The UK isn’t going to be able to spend its way to semiconductor self-sufficiency: the sums are too big and the sector too complex. Its strength lies in cutting-edge chip design (hence the angst over what happens to Arm). Then there is the opportunity to nurture developing specialisms in new compound semiconductors, which combine two or more elements and can outperform silicon in some applications when it comes to power, light and speed, including in the automotive industry.

The hope was that Newport Wafer Fab would plug into those efforts, as part of a cluster of businesses in south Wales. We know that the government — and Kwarteng — likes clusters, because they told us so repeatedly in last year’s innovation strategy: the Welsh one, which comes with a public-funded compound semiconductor applications catapult, even got a mention.

Nexperia, in fairness, says it only pulled out of one project, involving potentially sensitive technology; it has invested £80mn and added jobs. But the group is fundamentally focused on churning out commodity chips for its clients, not a so-called “open access” model that would contribute to the future thriving of the industry in south Wales: it will honour existing contracts but not commit to extensions or new research activities.

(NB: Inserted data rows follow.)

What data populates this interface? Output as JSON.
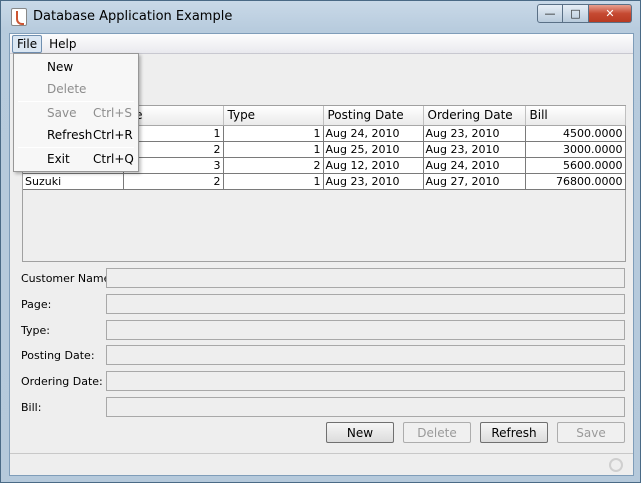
{
  "window": {
    "title": "Database Application Example"
  },
  "window_controls": {
    "minimize": "—",
    "maximize": "□",
    "close": "✕"
  },
  "menubar": {
    "items": [
      {
        "label": "File"
      },
      {
        "label": "Help"
      }
    ]
  },
  "file_menu": {
    "items": [
      {
        "label": "New",
        "accelerator": "",
        "enabled": true
      },
      {
        "label": "Delete",
        "accelerator": "",
        "enabled": false
      },
      {
        "label": "Save",
        "accelerator": "Ctrl+S",
        "enabled": false
      },
      {
        "label": "Refresh",
        "accelerator": "Ctrl+R",
        "enabled": true
      },
      {
        "label": "Exit",
        "accelerator": "Ctrl+Q",
        "enabled": true
      }
    ]
  },
  "table": {
    "columns": [
      "",
      "ge",
      "Type",
      "Posting Date",
      "Ordering Date",
      "Bill"
    ],
    "rows": [
      [
        "",
        "1",
        "1",
        "Aug 24, 2010",
        "Aug 23, 2010",
        "4500.0000"
      ],
      [
        "",
        "2",
        "1",
        "Aug 25, 2010",
        "Aug 23, 2010",
        "3000.0000"
      ],
      [
        "",
        "3",
        "2",
        "Aug 12, 2010",
        "Aug 24, 2010",
        "5600.0000"
      ],
      [
        "Suzuki",
        "2",
        "1",
        "Aug 23, 2010",
        "Aug 27, 2010",
        "76800.0000"
      ]
    ]
  },
  "form": {
    "fields": [
      {
        "label": "Customer Name:",
        "value": ""
      },
      {
        "label": "Page:",
        "value": ""
      },
      {
        "label": "Type:",
        "value": ""
      },
      {
        "label": "Posting Date:",
        "value": ""
      },
      {
        "label": "Ordering Date:",
        "value": ""
      },
      {
        "label": "Bill:",
        "value": ""
      }
    ]
  },
  "buttons": {
    "new": "New",
    "delete": "Delete",
    "refresh": "Refresh",
    "save": "Save"
  },
  "colors": {
    "titlebar": "#b7cbdd",
    "close_button": "#c64a32",
    "menu_active": "#dbe7f3"
  }
}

Everyone agrees that a volume manufacturer is important to give the cluster heft (and the Newport plant has struggled over the years). But the idea was really that those developing new technology, including a company founded by the former owner of the Newport fab who has an option to use part of the facility, would be able to test and scale up production in one place. Could that happen in other locations? Perhaps. But the point of clusters is proximity. And why spend time and potentially public money recreating capacity elsewhere?

The government seems to want to put clear water between the deal and a semiconductor strategy, in the pretence that these are unconnected issues. They are not. After all, what is the point of strategies to develop innovative industries if the government lacks the tools or inclination to then safeguard them?